Corporate Europe Obversvatory. The European Commission’s “new” investor protection proposal brings the same controversial corporate super rights back from the dead according to a new report by Corporate Europe Observatory and 16 other organisations.
The study’s release comes just before talks on this controversial issue resume in Brussels for the first time after a two year halt.“The zombie ISDS – rebranded as ICS, rights for corporations to sue states refuse to die” shows how the push for foreign investor privileges in EU trade talks such as the proposed EU-US TTIP2 deal continues as the Commission attempts to rebrand the politically untenable investor-state dispute settlement (ISDS) as an “Investment Court System” (ICS). An unprecedented Europe-wide controversy over the democratic threat posed by ISDS led to last autumn’s rebranding of ISDS as ICS in an attempt to get around the enormous public opposition to legal privileges for multinational corporations.

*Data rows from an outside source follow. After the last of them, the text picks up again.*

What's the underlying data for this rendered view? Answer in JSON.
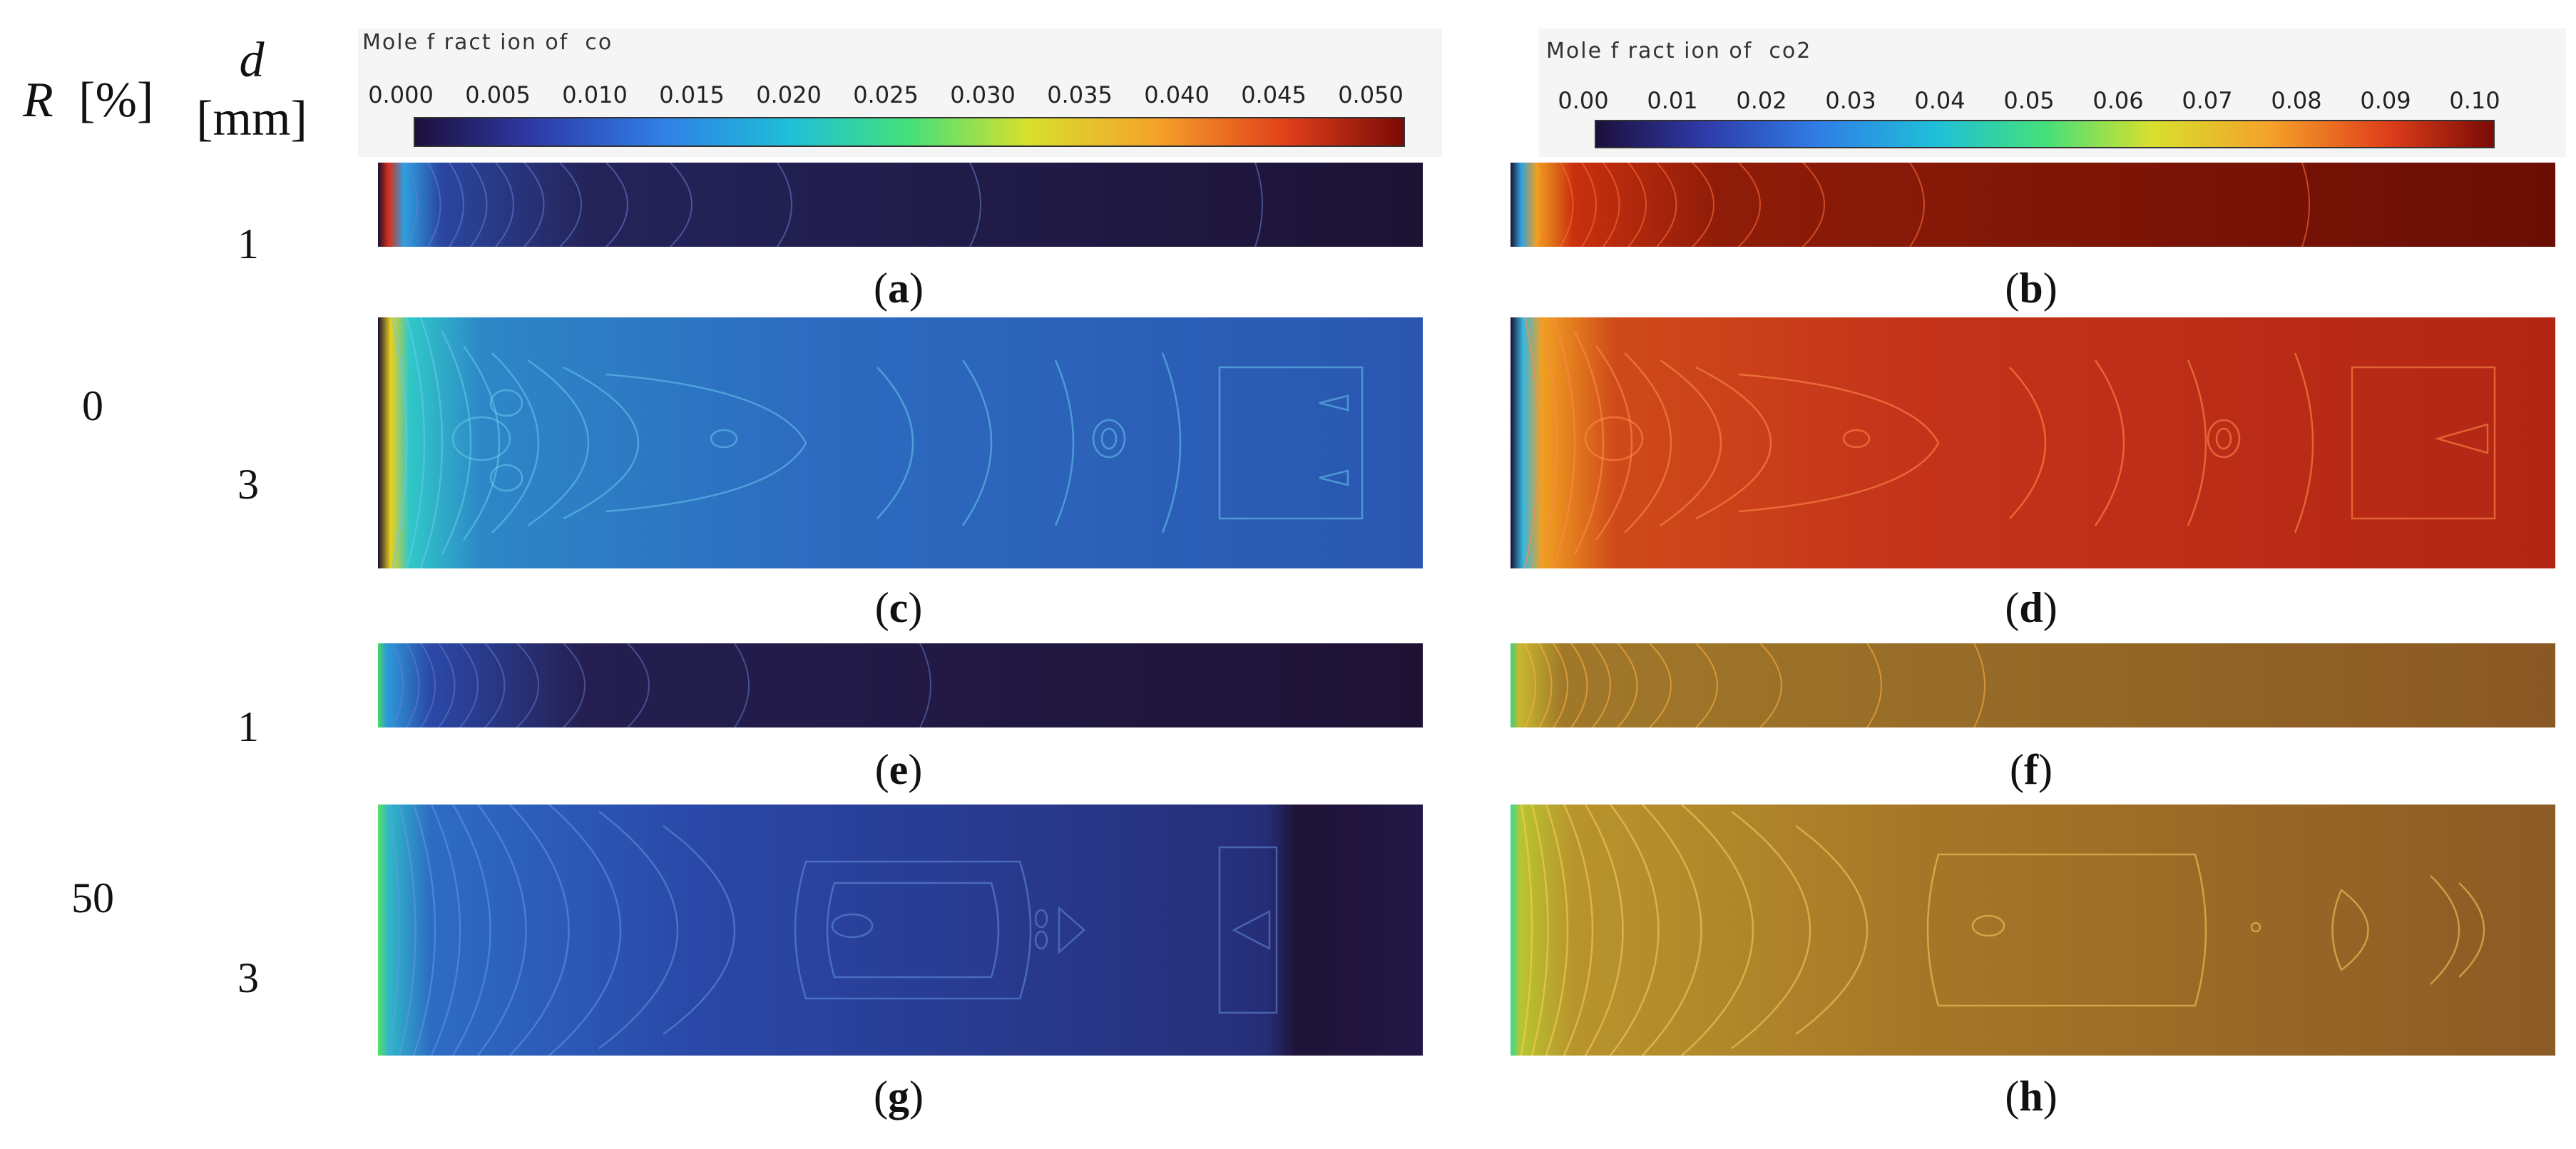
{
  "header": {
    "r_symbol": "R",
    "r_unit": "[%]",
    "d_symbol": "d",
    "d_unit": "[mm]"
  },
  "rows": [
    {
      "r_value": "0",
      "d_values": [
        "1",
        "3"
      ]
    },
    {
      "r_value": "50",
      "d_values": [
        "1",
        "3"
      ]
    }
  ],
  "colorbars": {
    "co": {
      "title": "Mole f ract ion of  co",
      "ticks": [
        "0.000",
        "0.005",
        "0.010",
        "0.015",
        "0.020",
        "0.025",
        "0.030",
        "0.035",
        "0.040",
        "0.045",
        "0.050"
      ]
    },
    "co2": {
      "title": "Mole f ract ion of  co2",
      "ticks": [
        "0.00",
        "0.01",
        "0.02",
        "0.03",
        "0.04",
        "0.05",
        "0.06",
        "0.07",
        "0.08",
        "0.09",
        "0.10"
      ]
    }
  },
  "panels": [
    {
      "label": "a",
      "paren_open": "(",
      "paren_close": ")"
    },
    {
      "label": "b",
      "paren_open": "(",
      "paren_close": ")"
    },
    {
      "label": "c",
      "paren_open": "(",
      "paren_close": ")"
    },
    {
      "label": "d",
      "paren_open": "(",
      "paren_close": ")"
    },
    {
      "label": "e",
      "paren_open": "(",
      "paren_close": ")"
    },
    {
      "label": "f",
      "paren_open": "(",
      "paren_close": ")"
    },
    {
      "label": "g",
      "paren_open": "(",
      "paren_close": ")"
    },
    {
      "label": "h",
      "paren_open": "(",
      "paren_close": ")"
    }
  ],
  "colors": {
    "co_dark": "#1e1236",
    "co_blue": "#2a4fb5",
    "co2_red": "#8b1a08",
    "co2_orange": "#8a6a28"
  }
}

However, the report shows that under ICS, liability and financial risks would multiply for EU member states as 19 more EU countries could directly be sued by US investors, compared to only nine with an investment treaty with the US today. Over 47,000 companies would be newly empowered to sue (compared to around 4,500 today) and TTIP could invite the launch of nearly 900 US investor lawsuits against EU countries as opposed to 9 claims known under existing treaties.
The report also includes a case study on the stunning US$15 billion damages claim against US President Obama’s rejection of the controversial Keystone XL oil pipeline by Canadian pipeline developer TransCanada.3 It shows that TransCanada’s lawsuit – like other investor claims against measures to protect health, the environment and other public interests – would be perfectly possible under the ICS as it includes the same far-reaching investor rights relied upon by TransCanada in its claim against the US.
Pia Eberhardt, Corporate Europe Observatory:
“Like a zombie back from the dead, for the first time in two years ISDS will be back on the TTIP negotiation agenda next week. But what the Commission proposes is exactly what people have already rejected: extreme privileges for corporations, which will empower them to claim billions in compensation when laws and regulations undercut their ability to make money. The egregious investor attacks against the public interest, which have provoked public opposition to ISDS would be perfectly possible under the new Commission proposal.”
“Some MEPs want to update the EU-Canada CETA4 deal with this ‘new’ ISDS approach. But the Commission’s ‘new’ ISDS model is as dangerous for democracy, public interest legislation, and taxpayer money as the ‘old’ model enshrined in the EU-Canada CETA deal. The rebranded version contains the same dangerous investor privileges, often in wording identical to the CETA text. We must not be fooled by falling into this PR trap – special rights for multinationals and the rich are unacceptable, in whatever disguise.”